Monday, February 2, 2009

Rant: Online Dating and the Guy Who Wants Me to Pass Tests


As I've said before, currently I'm single as can be. In an effort to be open minded and a need to be kept busy, I signed up for a free online dating site, Plenty of Fish.

For the first couple of weeks, it's been the same as when I was on Match - older guys (like much older guys- about at 15 year age difference or so) and not my type/unattractive guys are the ones that continue to email or wink, etc. This time around, I tried to be more active and send a couple of emails- those didn't go anywhere. So, I didn't go online for a couple of weeks and then I was excited when I got an email from Mr. Tests.

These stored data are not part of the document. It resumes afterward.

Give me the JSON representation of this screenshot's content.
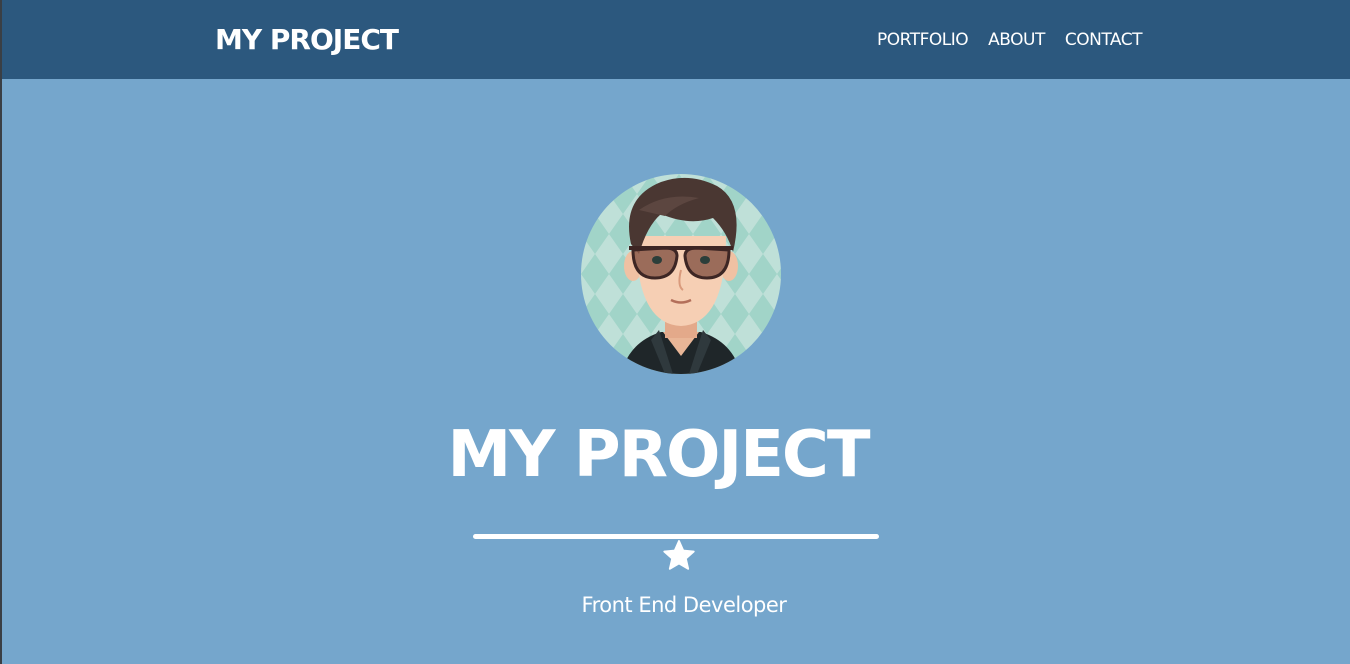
{
  "navbar": {
    "brand": "MY PROJECT",
    "links": [
      {
        "label": "PORTFOLIO"
      },
      {
        "label": "ABOUT"
      },
      {
        "label": "CONTACT"
      }
    ]
  },
  "hero": {
    "avatar_icon": "avatar-image",
    "title": "MY PROJECT",
    "divider_icon": "star-icon",
    "subtitle": "Front End Developer"
  },
  "colors": {
    "navbar_bg": "#2c587e",
    "hero_bg": "#75a6cc",
    "text": "#ffffff"
  }
}
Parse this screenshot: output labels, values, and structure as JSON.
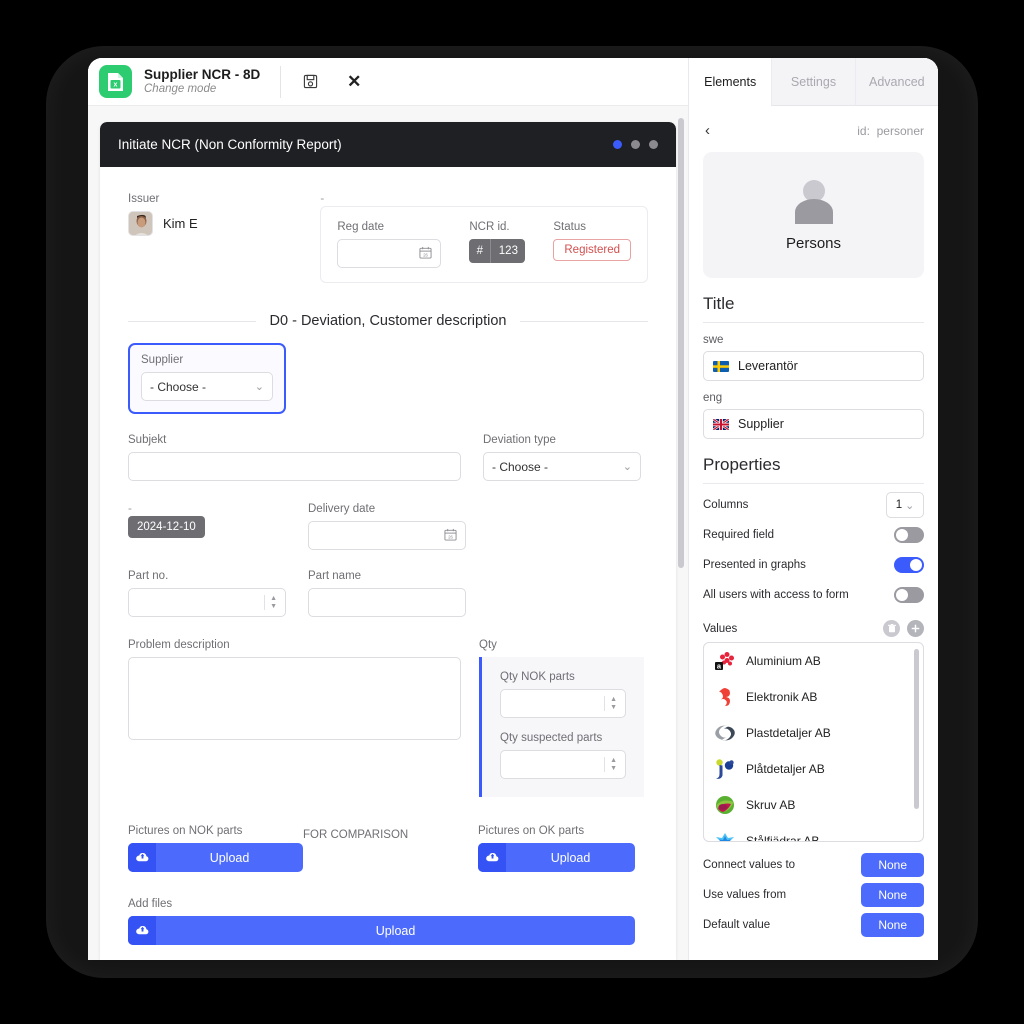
{
  "window": {
    "app_icon": "excel-document-icon",
    "title": "Supplier NCR - 8D",
    "subtitle": "Change mode",
    "save_icon": "save-floppy-icon",
    "close_icon": "close-x-icon"
  },
  "form": {
    "header_title": "Initiate NCR (Non Conformity Report)",
    "step_dots": [
      "active",
      "inactive",
      "inactive"
    ],
    "issuer": {
      "label": "Issuer",
      "name": "Kim E",
      "avatar": "user-photo-avatar"
    },
    "meta": {
      "dash_label": "-",
      "reg_date": {
        "label": "Reg date",
        "value": "",
        "icon": "calendar-icon"
      },
      "ncr_id": {
        "label": "NCR id.",
        "hash": "#",
        "value": "123"
      },
      "status": {
        "label": "Status",
        "value": "Registered",
        "color": "#d2504f"
      }
    },
    "section_d0": "D0 - Deviation, Customer description",
    "supplier": {
      "label": "Supplier",
      "value": "- Choose -",
      "highlighted": true
    },
    "subjekt": {
      "label": "Subjekt",
      "value": ""
    },
    "deviation_type": {
      "label": "Deviation type",
      "value": "- Choose -"
    },
    "reg_date_chip": {
      "label": "-",
      "value": "2024-12-10"
    },
    "delivery_date": {
      "label": "Delivery date",
      "value": "",
      "icon": "calendar-icon"
    },
    "part_no": {
      "label": "Part no.",
      "value": ""
    },
    "part_name": {
      "label": "Part name",
      "value": ""
    },
    "problem_description": {
      "label": "Problem description",
      "value": ""
    },
    "qty": {
      "label": "Qty",
      "nok": {
        "label": "Qty NOK parts",
        "value": ""
      },
      "suspected": {
        "label": "Qty suspected parts",
        "value": ""
      }
    },
    "uploads": {
      "nok_label": "Pictures on NOK parts",
      "comparison_label": "FOR COMPARISON",
      "ok_label": "Pictures on OK parts",
      "addfiles_label": "Add files",
      "upload_text": "Upload",
      "upload_icon": "cloud-upload-icon"
    }
  },
  "inspector": {
    "tabs": [
      {
        "label": "Elements",
        "active": true
      },
      {
        "label": "Settings",
        "active": false
      },
      {
        "label": "Advanced",
        "active": false
      }
    ],
    "back_icon": "chevron-left-icon",
    "id_prefix": "id:",
    "id_value": "personer",
    "element_card": {
      "icon": "person-icon",
      "name": "Persons"
    },
    "title_section": {
      "heading": "Title",
      "fields": [
        {
          "lang": "swe",
          "flag": "sweden-flag-icon",
          "value": "Leverantör"
        },
        {
          "lang": "eng",
          "flag": "uk-flag-icon",
          "value": "Supplier"
        }
      ]
    },
    "properties": {
      "heading": "Properties",
      "columns": {
        "label": "Columns",
        "value": "1",
        "icon": "chevron-down-icon"
      },
      "toggles": [
        {
          "label": "Required field",
          "on": false
        },
        {
          "label": "Presented in graphs",
          "on": true
        },
        {
          "label": "All users with access to form",
          "on": false
        }
      ]
    },
    "values": {
      "label": "Values",
      "delete_icon": "trash-icon",
      "add_icon": "plus-icon",
      "items": [
        {
          "name": "Aluminium AB",
          "logo": "aluminium-ab-logo"
        },
        {
          "name": "Elektronik AB",
          "logo": "elektronik-ab-logo"
        },
        {
          "name": "Plastdetaljer AB",
          "logo": "plastdetaljer-ab-logo"
        },
        {
          "name": "Plåtdetaljer AB",
          "logo": "platdetaljer-ab-logo"
        },
        {
          "name": "Skruv AB",
          "logo": "skruv-ab-logo"
        },
        {
          "name": "Stålfjädrar AB",
          "logo": "stalfjadrar-ab-logo"
        }
      ]
    },
    "links": [
      {
        "label": "Connect values to",
        "button": "None"
      },
      {
        "label": "Use values from",
        "button": "None"
      },
      {
        "label": "Default value",
        "button": "None"
      }
    ]
  },
  "colors": {
    "accent_blue": "#3b5bfd",
    "button_blue": "#4c6bfc",
    "app_green": "#2ecc71",
    "status_red": "#d2504f",
    "header_dark": "#1f2023"
  }
}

It was creative and different, this was his opener:

"After a rigorous brief overview of your profile I wanted to let you know that I have already married and divorced you in my mind. :)

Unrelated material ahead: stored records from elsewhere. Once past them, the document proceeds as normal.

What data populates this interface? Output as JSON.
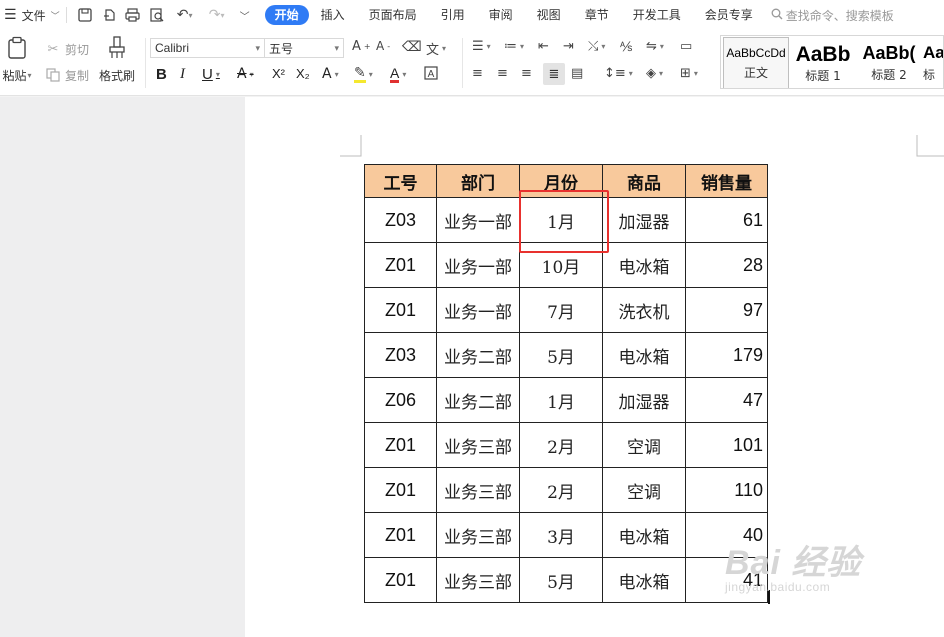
{
  "menubar": {
    "file_label": "文件",
    "tabs": [
      "开始",
      "插入",
      "页面布局",
      "引用",
      "审阅",
      "视图",
      "章节",
      "开发工具",
      "会员专享"
    ],
    "search_placeholder": "查找命令、搜索模板"
  },
  "ribbon": {
    "paste_label": "粘贴",
    "cut_label": "剪切",
    "copy_label": "复制",
    "format_painter_label": "格式刷",
    "font_name": "Calibri",
    "font_size": "五号",
    "styles": [
      {
        "preview": "AaBbCcDd",
        "label": "正文"
      },
      {
        "preview": "AaBb",
        "label": "标题 1"
      },
      {
        "preview": "AaBb(",
        "label": "标题 2"
      },
      {
        "preview": "Aa",
        "label": "标"
      }
    ]
  },
  "table": {
    "headers": [
      "工号",
      "部门",
      "月份",
      "商品",
      "销售量"
    ],
    "rows": [
      [
        "Z03",
        "业务一部",
        "1月",
        "加湿器",
        "61"
      ],
      [
        "Z01",
        "业务一部",
        "10月",
        "电冰箱",
        "28"
      ],
      [
        "Z01",
        "业务一部",
        "7月",
        "洗衣机",
        "97"
      ],
      [
        "Z03",
        "业务二部",
        "5月",
        "电冰箱",
        "179"
      ],
      [
        "Z06",
        "业务二部",
        "1月",
        "加湿器",
        "47"
      ],
      [
        "Z01",
        "业务三部",
        "2月",
        "空调",
        "101"
      ],
      [
        "Z01",
        "业务三部",
        "2月",
        "空调",
        "110"
      ],
      [
        "Z01",
        "业务三部",
        "3月",
        "电冰箱",
        "40"
      ],
      [
        "Z01",
        "业务三部",
        "5月",
        "电冰箱",
        "41"
      ]
    ],
    "header_color": "#f8c99c",
    "highlight_color": "#e8312e"
  },
  "watermark": {
    "line1": "Bai 经验",
    "line2": "jingyan.baidu.com"
  }
}
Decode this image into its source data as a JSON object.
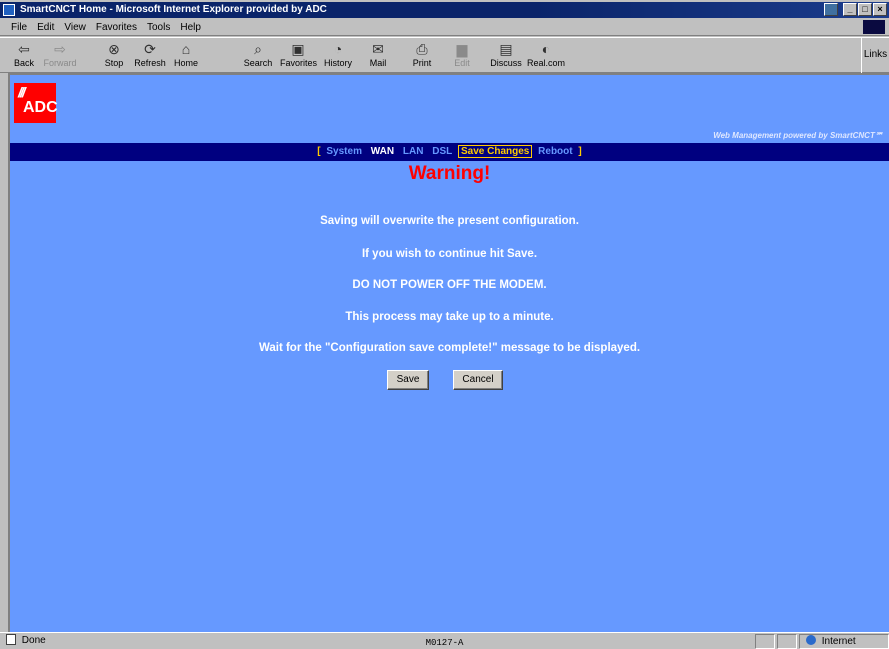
{
  "window": {
    "title": "SmartCNCT Home - Microsoft Internet Explorer provided by ADC"
  },
  "menu": [
    "File",
    "Edit",
    "View",
    "Favorites",
    "Tools",
    "Help"
  ],
  "toolbar": {
    "back": "Back",
    "forward": "Forward",
    "stop": "Stop",
    "refresh": "Refresh",
    "home": "Home",
    "search": "Search",
    "favorites": "Favorites",
    "history": "History",
    "mail": "Mail",
    "print": "Print",
    "edit": "Edit",
    "discuss": "Discuss",
    "realcom": "Real.com",
    "links": "Links"
  },
  "page": {
    "logo": "ADC",
    "powered_by": "Web Management powered by SmartCNCT℠",
    "nav": {
      "open": "[",
      "close": "]",
      "system": "System",
      "wan": "WAN",
      "lan": "LAN",
      "dsl": "DSL",
      "save_changes": "Save Changes",
      "reboot": "Reboot"
    },
    "warning_title": "Warning!",
    "messages": [
      "Saving will overwrite the present configuration.",
      "If you wish to continue hit Save.",
      "DO NOT POWER OFF THE MODEM.",
      "This process may take up to a minute.",
      "Wait for the \"Configuration save complete!\" message to be displayed."
    ],
    "save_label": "Save",
    "cancel_label": "Cancel"
  },
  "status": {
    "text": "Done",
    "zone": "Internet"
  },
  "figure_caption": "M0127-A"
}
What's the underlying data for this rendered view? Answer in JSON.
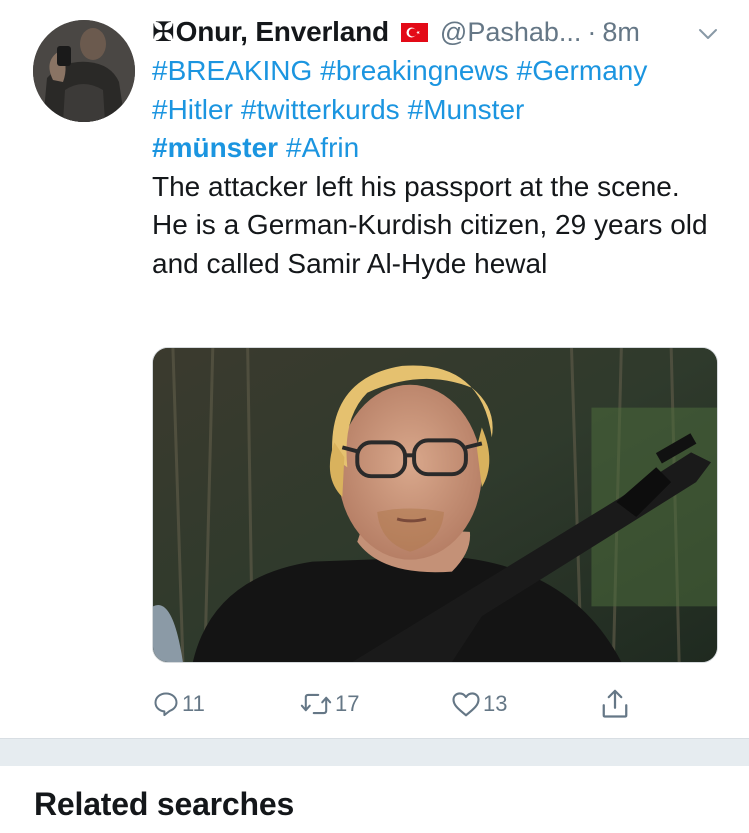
{
  "tweet": {
    "author_prefix": "✠",
    "author_name": "Onur, Enverland",
    "flag_icon": "turkey-flag-icon",
    "handle": "@Pashab...",
    "separator": "·",
    "time": "8m",
    "hashtags_line1": [
      "#BREAKING",
      "#breakingnews",
      "#Germany"
    ],
    "hashtags_line2": [
      "#Hitler",
      "#twitterkurds",
      "#Munster"
    ],
    "hashtags_line3": [
      "#münster",
      "#Afrin"
    ],
    "text": "The attacker left his passport at the scene. He is a German-Kurdish citizen, 29 years old and called Samir Al-Hyde hewal",
    "actions": {
      "reply_count": "11",
      "retweet_count": "17",
      "like_count": "13"
    }
  },
  "related": {
    "title": "Related searches"
  },
  "colors": {
    "link": "#1b95e0",
    "muted": "#657786",
    "divider": "#e6ecf0"
  }
}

Thanks for all the wonderful memories…you will always have a special place in my heart.

Your ex-hubby,

PS. I am going to need half of your money according to our prenup. :)"


I responded with this:

"Our wedding was truly one of the most beautiful weddings that I've ever been to. The pictures turned out great, there were no embarrassing speeches, the families didn't fight; it was a day that I'll always fondly remember.

Although, my favorite part was our honeymoon in Europe.

With affection- your ex-wife,

P.S. I'll be sending the check for $2.83 (my half that is left over after the costly divorce fees) later this week :)."


So far, so good. I'm laughing and having a whole lot of fun. This is when the "tests" came into play:

"Europe was awesome wasn't it? Wait, do you still have that sexy outfit, the one you wore with the heels? :)

That reminds me, OMG I just read this today in a girlie magazine. Would you rather…have an amazing singing voice but never be famous, or be famous with a crappy voice, and that’s what you were famous for?

be invisible, or be able to fly?

have one year of amazing, toe-curling, neighbor-calling-911 sex and the next year of no sex, or would you rather have two years of so-so sex?

Good luck :)"


I still liked where our conversations are going but I am getting a bit wary. After I responded, he sent this (confirming that those questions were did a test):

"you passed...barely. JK :) I actually picked 1 year of mind-blowing,toe curling, 911-calling sex because you do that the first year and the second year you can just use your hand and great memories. ;)

Flight because the freedom would be awesome. Invisibily, I dunno. I just dont have trust issues. :)

I'm going to say read minds, Fiji and Making it All Work by David Allen

The real question is do you like Lost and tacos and good
company?"


I'm thinking that is going well and progressing- he may ACTUALLY ask me out on a date and then I get this in my inbox this morning:

"you passed the test...barely :) j/k you are a quite clever. I like that. Well you scored an invite to come to my Taco Soiree. We have so much fun! Shoot me over your # and I’ll txt you the details. Plus you get these bonuses:a new joke my
nephew taught me today and we get to become txt buddies :)wow how lucky are you?!?!? "


Not only, have I had to pass "tests" but now I'm going to be lucky that he texts me. . . I hope this is a sarcastic use of the word.

The kicker is that I have a feeling the Taco Soiree will be with a bunch of his friends (I love meeting the friends but AFTER I've met you), another test. . .

Despite those reservations, I did give out my digits.

I'll let you know what his nephew's joke is.